To run the fan or AC unit at particular times, you can use a Mini Timer (refer to Chapter 6 for details); remember to use a unit code of 1-8. You can also use an X10 PLC-computer interface (discussed in Chapter 11) and create a timed event using any available house and unit code.
To run the fan or AC unit under thermostat control, install a TempLinc temperature monitor in an area you want to cool. Configure the TempLinc to operate in the Cooling mode, and set the TempLinc for the desired setpoint. Set the house/unit code on the TempLinc to the same house/unit code used by the X10 appliance module or outlet connected to the fan or AC unit. When the temperature moves above the setpoint, TempLinc sends an On command, activating the fan or AC unit. When the temperature falls below the setpoint, TempLinc sends an Off command, turning off the fan or AC unit. For details, refer to the “Configuring TempLinc” section earlier in this chapter.
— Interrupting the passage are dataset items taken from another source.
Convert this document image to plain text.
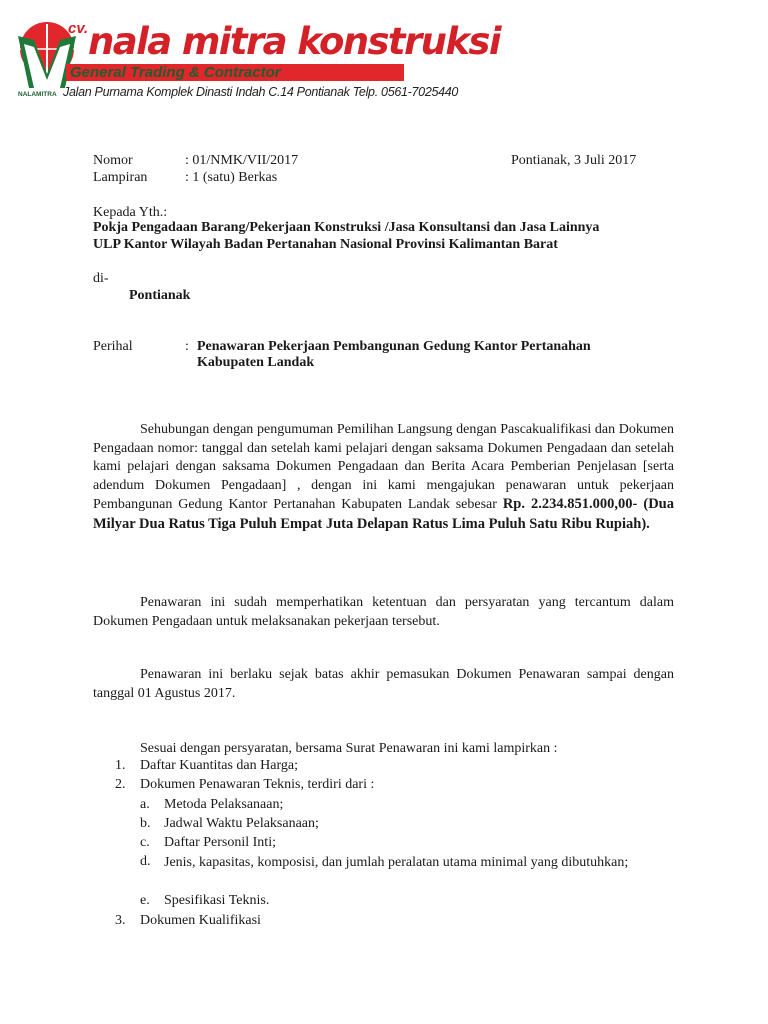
NALAMITRA
cv. nala mitra konstruksi
General Trading & Contractor
Jalan Purnama Komplek Dinasti Indah C.14 Pontianak Telp. 0561-7025440
Nomor	: 01/NMK/VII/2017	Pontianak, 3 Juli 2017
Lampiran	: 1 (satu) Berkas
Kepada Yth.:
Pokja Pengadaan Barang/Pekerjaan Konstruksi /Jasa Konsultansi dan Jasa Lainnya
ULP Kantor Wilayah Badan Pertanahan Nasional Provinsi Kalimantan Barat
di-
Pontianak
Perihal	: Penawaran Pekerjaan Pembangunan Gedung Kantor Pertanahan
Kabupaten Landak
Sehubungan dengan pengumuman Pemilihan Langsung dengan Pascakualifikasi dan Dokumen Pengadaan nomor: tanggal dan setelah kami pelajari dengan saksama Dokumen Pengadaan dan setelah kami pelajari dengan saksama Dokumen Pengadaan dan Berita Acara Pemberian Penjelasan [serta adendum Dokumen Pengadaan] , dengan ini kami mengajukan penawaran untuk pekerjaan Pembangunan Gedung Kantor Pertanahan Kabupaten Landak sebesar Rp. 2.234.851.000,00- (Dua Milyar Dua Ratus Tiga Puluh Empat Juta Delapan Ratus Lima Puluh Satu Ribu Rupiah).
Penawaran ini sudah memperhatikan ketentuan dan persyaratan yang tercantum dalam Dokumen Pengadaan untuk melaksanakan pekerjaan tersebut.
Penawaran ini berlaku sejak batas akhir pemasukan Dokumen Penawaran sampai dengan tanggal 01 Agustus 2017.
Sesuai dengan persyaratan, bersama Surat Penawaran ini kami lampirkan :
1. Daftar Kuantitas dan Harga;
2. Dokumen Penawaran Teknis, terdiri dari :
a. Metoda Pelaksanaan;
b. Jadwal Waktu Pelaksanaan;
c. Daftar Personil Inti;
d. Jenis, kapasitas, komposisi, dan jumlah peralatan utama minimal yang dibutuhkan;
e. Spesifikasi Teknis.
3. Dokumen Kualifikasi
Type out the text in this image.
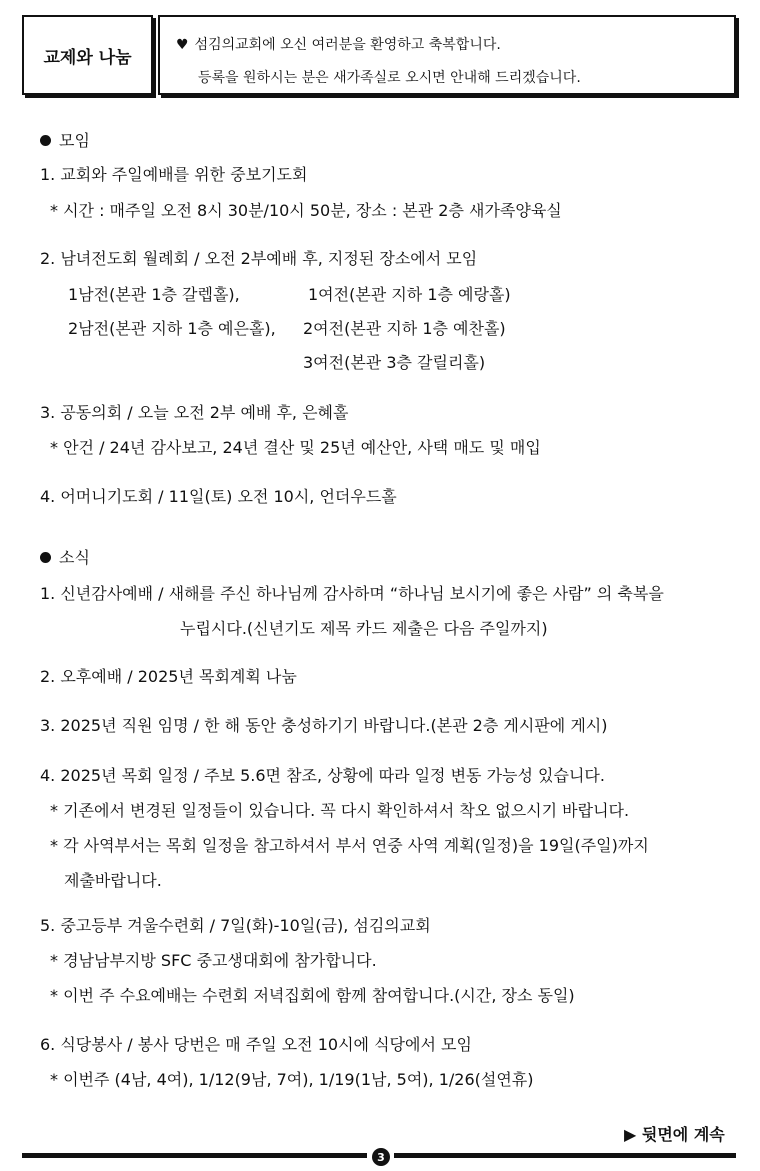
교제와 나눔
♥ 섬김의교회에 오신 여러분을 환영하고 축복합니다.
등록을 원하시는 분은 새가족실로 오시면 안내해 드리겠습니다.
모임
1. 교회와 주일예배를 위한 중보기도회
* 시간 : 매주일 오전 8시 30분/10시 50분, 장소 : 본관 2층 새가족양육실
2. 남녀전도회 월례회 / 오전 2부예배 후, 지정된 장소에서 모임
1남전(본관 1층 갈렙홀),	1여전(본관 지하 1층 예랑홀)
2남전(본관 지하 1층 예은홀), 2여전(본관 지하 1층 예찬홀)
3여전(본관 3층 갈릴리홀)
3. 공동의회 / 오늘 오전 2부 예배 후, 은혜홀
* 안건 / 24년 감사보고, 24년 결산 및 25년 예산안, 사택 매도 및 매입
4. 어머니기도회 / 11일(토) 오전 10시, 언더우드홀
소식
1. 신년감사예배 / 새해를 주신 하나님께 감사하며 “하나님 보시기에 좋은 사람” 의 축복을
누립시다.(신년기도 제목 카드 제출은 다음 주일까지)
2. 오후예배 / 2025년 목회계획 나눔
3. 2025년 직원 임명 / 한 해 동안 충성하기기 바랍니다.(본관 2층 게시판에 게시)
4. 2025년 목회 일정 / 주보 5.6면 참조, 상황에 따라 일정 변동 가능성 있습니다.
* 기존에서 변경된 일정들이 있습니다. 꼭 다시 확인하셔서 착오 없으시기 바랍니다.
* 각 사역부서는 목회 일정을 참고하셔서 부서 연중 사역 계획(일정)을 19일(주일)까지
제출바랍니다.
5. 중고등부 겨울수련회 / 7일(화)-10일(금), 섬김의교회
* 경남남부지방 SFC 중고생대회에 참가합니다.
* 이번 주 수요예배는 수련회 저녁집회에 함께 참여합니다.(시간, 장소 동일)
6. 식당봉사 / 봉사 당번은 매 주일 오전 10시에 식당에서 모임
* 이번주 (4남, 4여), 1/12(9남, 7여), 1/19(1남, 5여), 1/26(설연휴)
▶ 뒷면에 계속
3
Problems with using X10 commands and devices to control your HVAC system or individual heating/cooling devices fall into these categories:
Incorrect house/unit code combinations
Incorrect mode selection
Incorrect decode table selection
To solve problems with house/unit code combinations, try the following:
Whenever possible, choose a house code that is not in use by other X10 devices or scenes for a TempLinc, TXB16, or other HVAC temperature monitoring or thermostat device. As you learned in earlier parts of this chapter, most of these devices use all the unit codes in a given house code for setting temperature, operating mode, or reporting temperature.
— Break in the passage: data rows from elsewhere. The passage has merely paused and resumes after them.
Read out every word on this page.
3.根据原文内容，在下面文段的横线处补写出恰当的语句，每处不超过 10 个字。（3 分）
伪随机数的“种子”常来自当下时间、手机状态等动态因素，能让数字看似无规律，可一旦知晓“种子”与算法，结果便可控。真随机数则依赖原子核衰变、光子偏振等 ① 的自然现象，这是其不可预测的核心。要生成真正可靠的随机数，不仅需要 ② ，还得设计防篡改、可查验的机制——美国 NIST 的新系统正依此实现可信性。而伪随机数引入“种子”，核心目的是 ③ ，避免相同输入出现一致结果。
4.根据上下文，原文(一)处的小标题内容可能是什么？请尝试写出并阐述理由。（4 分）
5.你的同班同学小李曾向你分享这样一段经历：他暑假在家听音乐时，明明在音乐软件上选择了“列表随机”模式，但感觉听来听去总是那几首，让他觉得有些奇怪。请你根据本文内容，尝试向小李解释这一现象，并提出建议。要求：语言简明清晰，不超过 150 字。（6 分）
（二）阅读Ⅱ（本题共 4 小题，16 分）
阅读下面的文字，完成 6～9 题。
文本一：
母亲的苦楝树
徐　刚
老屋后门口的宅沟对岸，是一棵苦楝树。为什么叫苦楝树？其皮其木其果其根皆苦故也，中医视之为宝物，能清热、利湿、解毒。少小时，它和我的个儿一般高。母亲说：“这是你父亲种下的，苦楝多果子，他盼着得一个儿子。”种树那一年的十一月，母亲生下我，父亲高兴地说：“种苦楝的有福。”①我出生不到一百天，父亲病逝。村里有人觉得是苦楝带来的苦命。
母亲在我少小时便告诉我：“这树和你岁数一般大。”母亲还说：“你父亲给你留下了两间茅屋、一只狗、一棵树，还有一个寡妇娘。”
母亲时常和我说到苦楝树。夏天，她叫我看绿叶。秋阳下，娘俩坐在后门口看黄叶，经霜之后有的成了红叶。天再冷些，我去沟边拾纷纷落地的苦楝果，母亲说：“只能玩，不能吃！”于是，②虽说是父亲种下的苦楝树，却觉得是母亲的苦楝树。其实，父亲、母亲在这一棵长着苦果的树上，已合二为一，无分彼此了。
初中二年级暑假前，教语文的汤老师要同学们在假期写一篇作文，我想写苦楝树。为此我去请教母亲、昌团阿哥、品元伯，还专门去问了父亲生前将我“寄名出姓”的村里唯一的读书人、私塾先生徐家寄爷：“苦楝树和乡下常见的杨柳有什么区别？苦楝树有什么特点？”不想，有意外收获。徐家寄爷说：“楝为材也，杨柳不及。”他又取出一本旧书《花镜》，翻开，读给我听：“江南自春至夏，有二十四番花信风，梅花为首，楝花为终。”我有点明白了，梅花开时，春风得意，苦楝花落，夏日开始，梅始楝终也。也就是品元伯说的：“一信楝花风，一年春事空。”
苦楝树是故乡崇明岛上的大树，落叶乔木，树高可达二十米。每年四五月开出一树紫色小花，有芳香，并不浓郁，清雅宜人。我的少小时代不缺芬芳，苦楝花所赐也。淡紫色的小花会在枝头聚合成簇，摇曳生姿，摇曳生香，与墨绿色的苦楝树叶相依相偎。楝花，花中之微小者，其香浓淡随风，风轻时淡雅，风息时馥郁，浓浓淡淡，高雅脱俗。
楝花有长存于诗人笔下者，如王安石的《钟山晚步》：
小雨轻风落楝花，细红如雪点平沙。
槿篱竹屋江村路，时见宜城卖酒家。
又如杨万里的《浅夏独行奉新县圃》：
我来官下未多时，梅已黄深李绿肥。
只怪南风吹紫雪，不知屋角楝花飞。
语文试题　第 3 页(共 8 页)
If you need to reset a unit’s house/unit code, follow the directions provided with the unit.
Use a Maxi Controller or an X10 PLC-computer interface that can send house/unit codes as well as commands to program TempLinc, TXB16, or similar devices. You cannot use a mini-controller or Mini Timer because they don’t use unit codes above 8, and you can’t use a remote control that uses a separate On/Off button for each unit code.
To solve problems with mode selection, try these options:
Reconfigure the device to use the correct mode. This might involve resending the house/unit code as well.
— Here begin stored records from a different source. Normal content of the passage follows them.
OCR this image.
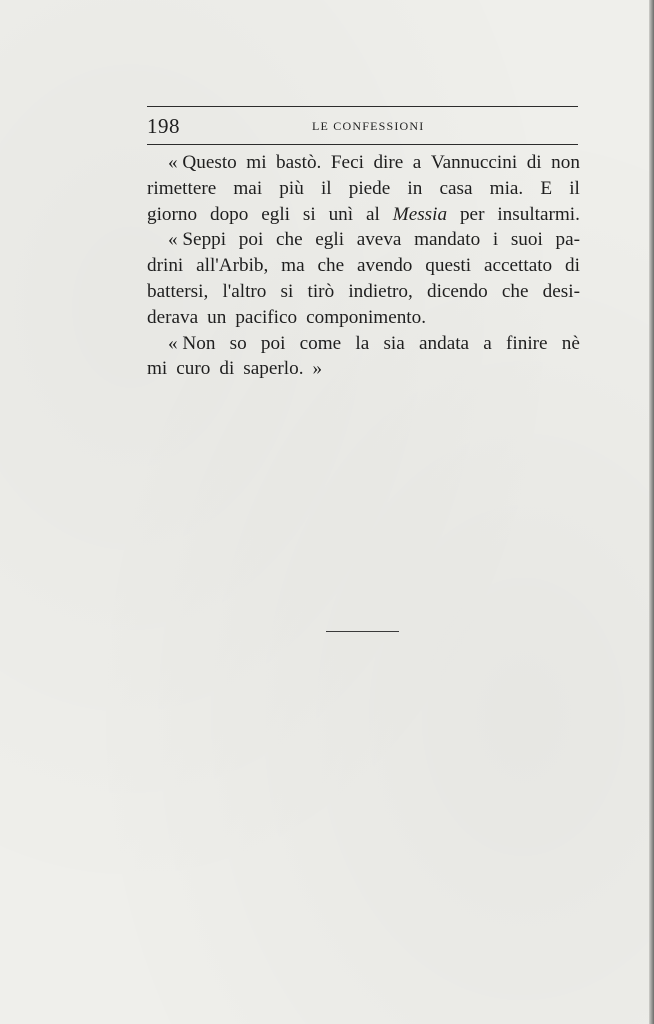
198	LE CONFESSIONI
« Questo mi bastò. Feci dire a Vannuccini di non
rimettere mai più il piede in casa mia. E il
giorno dopo egli si unì al Messia per insultarmi.
« Seppi poi che egli aveva mandato i suoi pa-
drini all'Arbib, ma che avendo questi accettato di
battersi, l'altro si tirò indietro, dicendo che desi-
derava un pacifico componimento.
« Non so poi come la sia andata a finire nè
mi curo di saperlo. »
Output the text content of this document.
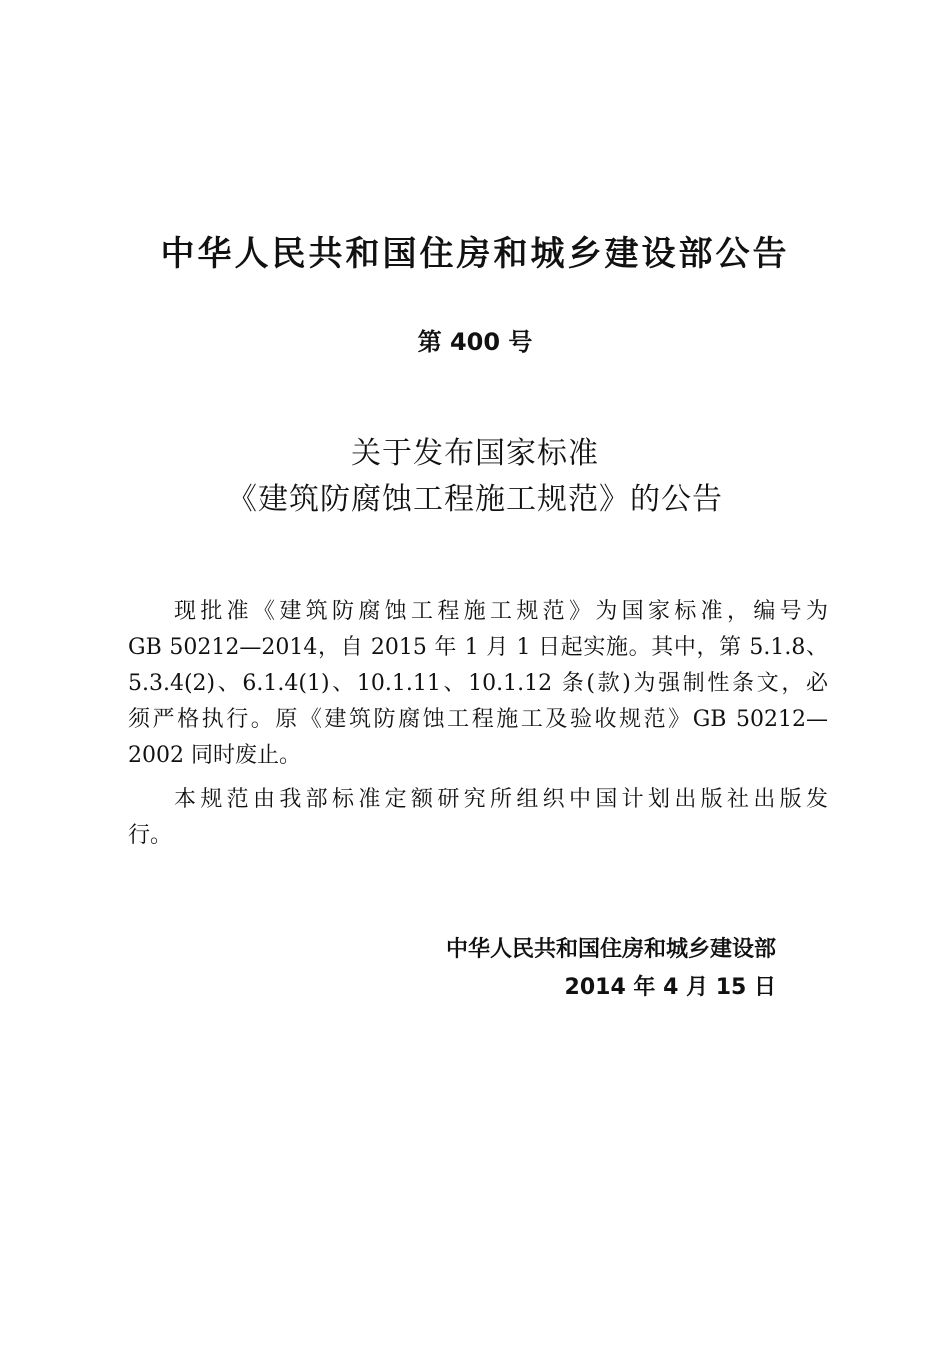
中华人民共和国住房和城乡建设部公告
第 400 号
关于发布国家标准
《建筑防腐蚀工程施工规范》的公告
现批准《建筑防腐蚀工程施工规范》为国家标准，编号为
GB 50212—2014，自 2015 年 1 月 1 日起实施。其中，第 5.1.8、
5.3.4(2)、6.1.4(1)、10.1.11、10.1.12 条(款)为强制性条文，必
须严格执行。原《建筑防腐蚀工程施工及验收规范》GB 50212—
2002 同时废止。
本规范由我部标准定额研究所组织中国计划出版社出版发
行。
中华人民共和国住房和城乡建设部
2014 年 4 月 15 日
Use the test procedures supplied with the device to check operation.
To solve problems with decode table selection (TXB16 and similar HVAC control devices):
Make sure to send the command that selects the correct decode table before you send a command. Don’t assume that the unit is already configured for the decode table you want to use.
If you are unable to change decode tables, check the configuration of the control device (a device that uses the wires that ran to the thermostat in the original installation). For example, the TXB16 can be forced to use decode table B with SW1-4.
Send the commands with a different type of device than you normally use. For example, if you normally use a Maxi Controller, use an X10 PLC-computer interface.
Recheck the house code setting. If the house code on the Maxi Controller is not the same as the house code used by your HVAC control device, your commands will be ignored or will be picked up by another device set to that house code.